Today I thankfully saw it coming before it happened. I even, for a moment, thought of being one of those mom's sauntering on into my sons class with a cup of hot coffee in my hand. But, I know better. Yesterday went well so I was on my guard.
As I pulled up and parked I heard the change in my sons voice as he said, "I don't want to eat in there!" He was talking about the cafeteria. Before we left he had decided to get a hot lunch. Pulling in he saw all of the kids in front of school and anxiety hit like a fright train. I quickly got them out and went as fast as I could, while I gently squeezed his hand. He was mumbling undiscernible words as we got closer. Then about ten feet from the door he dropped, dead weight. I quickened my steps pulling him as I went. I tossed my keys and his backpack on the ground so that I grab the door handle and got him inside where my back up was.
When he is feeling this way the only thing that helps is time and a firm rocking motion. Gently, but firmly holding him and rocking him seems to reset his brain. I once heard that firm hugs release dopamine and oxytocin in your brain. If I am able to catch it soon enough then the result is almost instant. My husband and I have talked countless times about medication for his anxiety . I think at this point we want to continue to try and help him work on controlling it on his own.
Today as we were inside and I knew that he was safe from the parking lot and the road. I dropped to the ground gently rocking him and talking to him. He began to relax and calm down. I told him that I will bring him lunch and that it would be ok. He calmed enough to get up and interact with the teacher. Then he changed his mind and tried to run again. My hand was already still on him so, he only got an inch. The aid that he loved is learning how to work with him during his high anxiety times and she is learning from the best. In the past I have watched his teacher with him. she gently holds him and tells him that she can't let him go because she wants to keep him safe.

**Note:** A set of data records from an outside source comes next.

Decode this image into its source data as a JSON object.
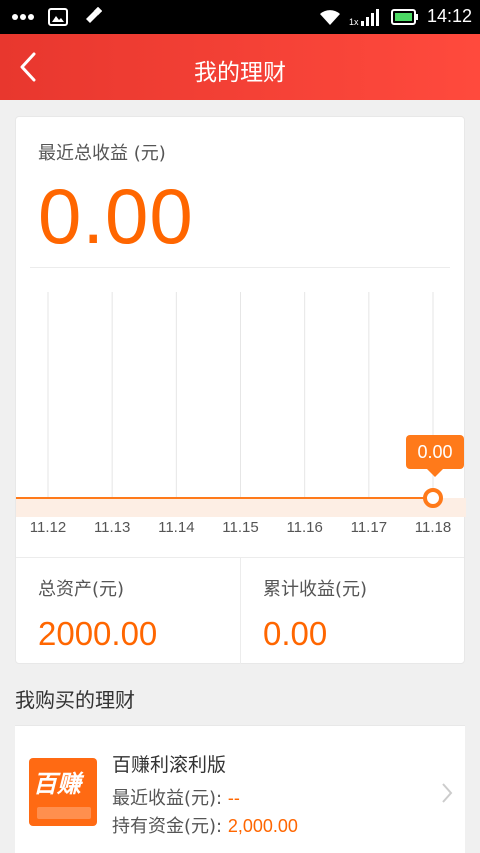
{
  "status_bar": {
    "time": "14:12",
    "network_label": "1x"
  },
  "header": {
    "title": "我的理财"
  },
  "summary": {
    "recent_label": "最近总收益 (元)",
    "recent_value": "0.00"
  },
  "chart_data": {
    "type": "line",
    "x": [
      "11.12",
      "11.13",
      "11.14",
      "11.15",
      "11.16",
      "11.17",
      "11.18"
    ],
    "series": [
      {
        "values": [
          0,
          0,
          0,
          0,
          0,
          0,
          0
        ]
      }
    ],
    "highlight": {
      "x": "11.18",
      "label": "0.00"
    },
    "line_color": "#ff7a1a",
    "grid": true
  },
  "stats": {
    "total_assets_label": "总资产(元)",
    "total_assets_value": "2000.00",
    "cumulative_label": "累计收益(元)",
    "cumulative_value": "0.00"
  },
  "section": {
    "title": "我购买的理财"
  },
  "product": {
    "name": "百赚利滚利版",
    "recent_label": "最近收益(元): ",
    "recent_value": "--",
    "holding_label": "持有资金(元): ",
    "holding_value": "2,000.00",
    "logo_text": "百赚"
  },
  "colors": {
    "accent": "#ff6600",
    "header": "#e8372e"
  }
}
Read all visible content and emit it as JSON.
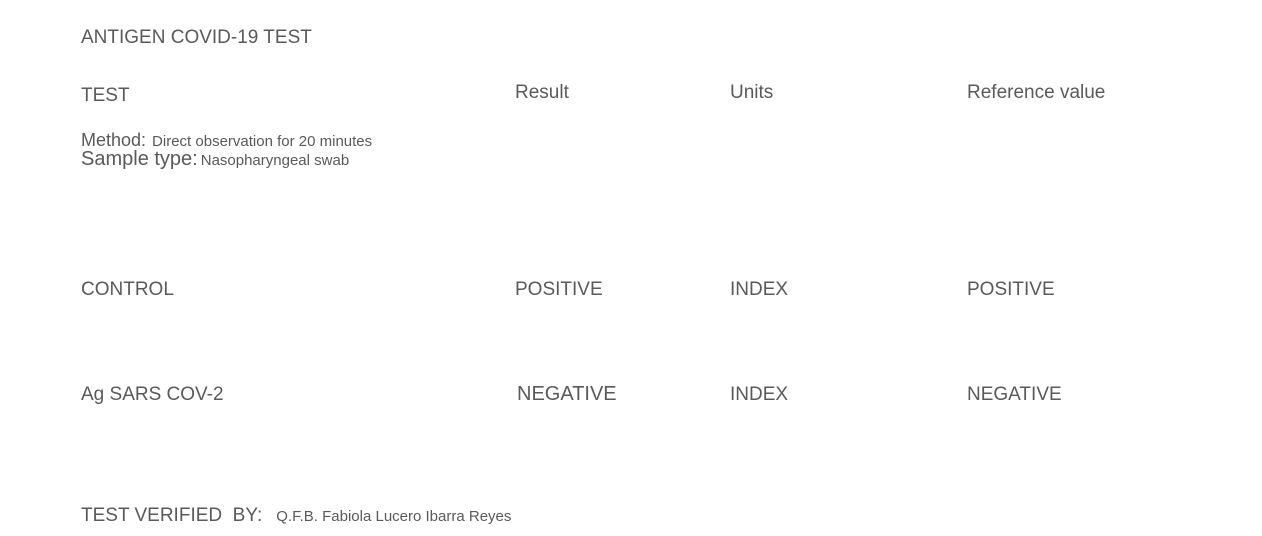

I can say without one ounce of doubt, that I hate the fear that I have, as his mom,knowing that there could be a day that he gets away. When he is in that fight or flight frame of mind he can't think or reason. I pray every day for his safety. Every time I hear of yet another child, teen or adult who has wandered and died my heart breaks just a little bit more. I know that it could be my son.
The last I checked he was doing good. I did bring him a lunch and left it in the office. I know that when I pick him up this afternoon he will be happy and probably not want to leave. But, there is tomorrow that I have to worry about. So, in the morning I will ware my running shoes instead of flip flops just in case. My coffee? Yeah that will stay in my car.